Los vaticinios son funestos para las cuencas lecheras, que concentran el 42% del hato, en su mayoría de pequeños y medianos productores. ¿Cómo evitar su ruina, cuando el precio por litro cayó más del 12% el último año, mientras los costos de producción subieron 18%? O ¿Cómo justificar que en muchas regiones se impusieron restricciones al acopio, por cuenta de las importaciones?

Las importaciones, vía TLC, inyectaron 33.097 toneladas de lácteos en 2012, 125% más que en 2011. Sólo las de leche en polvo aumentaron 177% y las de lactosueros y quesos 57% y 60%. Entre tanto, Colombia exportó 1.477 Ton., una caída de 28% frente a 2011.
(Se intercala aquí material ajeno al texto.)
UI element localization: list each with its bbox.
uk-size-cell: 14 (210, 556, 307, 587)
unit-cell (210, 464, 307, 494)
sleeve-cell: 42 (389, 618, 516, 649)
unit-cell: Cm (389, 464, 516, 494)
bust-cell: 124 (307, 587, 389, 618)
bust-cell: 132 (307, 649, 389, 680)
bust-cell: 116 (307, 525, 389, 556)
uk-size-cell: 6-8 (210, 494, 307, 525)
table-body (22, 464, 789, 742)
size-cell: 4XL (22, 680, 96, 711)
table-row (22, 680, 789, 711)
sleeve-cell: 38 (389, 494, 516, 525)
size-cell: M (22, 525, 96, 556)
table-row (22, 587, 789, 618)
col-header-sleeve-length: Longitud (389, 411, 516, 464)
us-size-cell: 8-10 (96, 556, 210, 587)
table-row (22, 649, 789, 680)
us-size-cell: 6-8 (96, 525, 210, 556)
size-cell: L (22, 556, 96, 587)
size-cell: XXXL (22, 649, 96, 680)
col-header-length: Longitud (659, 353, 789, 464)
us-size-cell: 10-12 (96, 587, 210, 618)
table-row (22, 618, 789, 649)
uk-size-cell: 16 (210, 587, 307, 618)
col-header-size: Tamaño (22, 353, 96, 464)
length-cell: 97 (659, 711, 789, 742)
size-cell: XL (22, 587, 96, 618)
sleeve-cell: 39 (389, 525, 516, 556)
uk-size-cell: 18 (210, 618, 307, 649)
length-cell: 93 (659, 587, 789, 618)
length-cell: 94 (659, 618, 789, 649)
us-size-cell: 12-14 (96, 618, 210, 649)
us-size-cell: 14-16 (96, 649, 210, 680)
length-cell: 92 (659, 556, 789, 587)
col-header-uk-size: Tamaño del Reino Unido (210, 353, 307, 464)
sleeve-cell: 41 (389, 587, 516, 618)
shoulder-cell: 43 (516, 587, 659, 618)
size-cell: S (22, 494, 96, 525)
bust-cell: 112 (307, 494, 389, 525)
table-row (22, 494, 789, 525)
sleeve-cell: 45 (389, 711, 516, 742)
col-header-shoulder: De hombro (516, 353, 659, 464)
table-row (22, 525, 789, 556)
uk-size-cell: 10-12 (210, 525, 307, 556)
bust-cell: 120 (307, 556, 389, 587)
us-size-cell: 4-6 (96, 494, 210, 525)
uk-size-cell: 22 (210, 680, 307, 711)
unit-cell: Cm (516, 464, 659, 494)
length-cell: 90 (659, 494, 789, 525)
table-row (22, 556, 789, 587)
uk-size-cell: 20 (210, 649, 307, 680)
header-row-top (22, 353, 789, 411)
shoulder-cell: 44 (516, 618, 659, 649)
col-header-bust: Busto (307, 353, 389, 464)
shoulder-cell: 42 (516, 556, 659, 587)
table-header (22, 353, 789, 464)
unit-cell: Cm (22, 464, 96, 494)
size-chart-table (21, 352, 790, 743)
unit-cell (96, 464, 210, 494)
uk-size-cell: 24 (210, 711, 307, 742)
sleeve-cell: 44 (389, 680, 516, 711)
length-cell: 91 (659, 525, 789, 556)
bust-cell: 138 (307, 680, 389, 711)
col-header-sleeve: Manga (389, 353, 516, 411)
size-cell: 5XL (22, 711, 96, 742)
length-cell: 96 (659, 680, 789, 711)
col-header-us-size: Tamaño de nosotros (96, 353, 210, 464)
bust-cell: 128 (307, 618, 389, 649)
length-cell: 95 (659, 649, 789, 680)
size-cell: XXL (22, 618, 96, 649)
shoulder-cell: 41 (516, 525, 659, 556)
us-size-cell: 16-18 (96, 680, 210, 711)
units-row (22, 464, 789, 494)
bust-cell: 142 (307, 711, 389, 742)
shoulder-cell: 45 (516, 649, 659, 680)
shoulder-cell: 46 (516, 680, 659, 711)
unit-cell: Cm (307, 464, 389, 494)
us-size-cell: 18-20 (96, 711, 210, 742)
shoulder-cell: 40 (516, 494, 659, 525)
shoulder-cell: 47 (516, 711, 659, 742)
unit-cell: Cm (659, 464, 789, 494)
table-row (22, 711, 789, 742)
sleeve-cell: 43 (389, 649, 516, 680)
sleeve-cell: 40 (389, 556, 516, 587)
Para 2013 esta balanza empeorará por el TLC con la UE. Ingresarán 36.561 Ton. USA, Mercosur, México y la UE pondrán 20.476 Ton. de leche en polvo, descremada y entera.

Ello si las autoridades controlan los cupos, pues entre 2011-2012 entraron 5.227 ton. de Argentina adicionales a las permitidas, sin que la Dian lo notara. Pero, además, habrá libre comercio con Chile y los lactosueros y leches líquidas de USA ya tienen cero arancel.
 
Sin Conpes lechero, sin normas fitosanitarias, con una anémica ejecución del gasto público, inundados de leche, con una demanda deprimida y un creciente contrabando, es poco lo que podemos hacer los productores.

Bien dicen que para cazar al lobo, hay que parecerse a el, pero la negligencia institucional apenas dio para dejar al sector en condición de presa. Abandono e indiferencia, mezcla explosiva para la protesta legítima.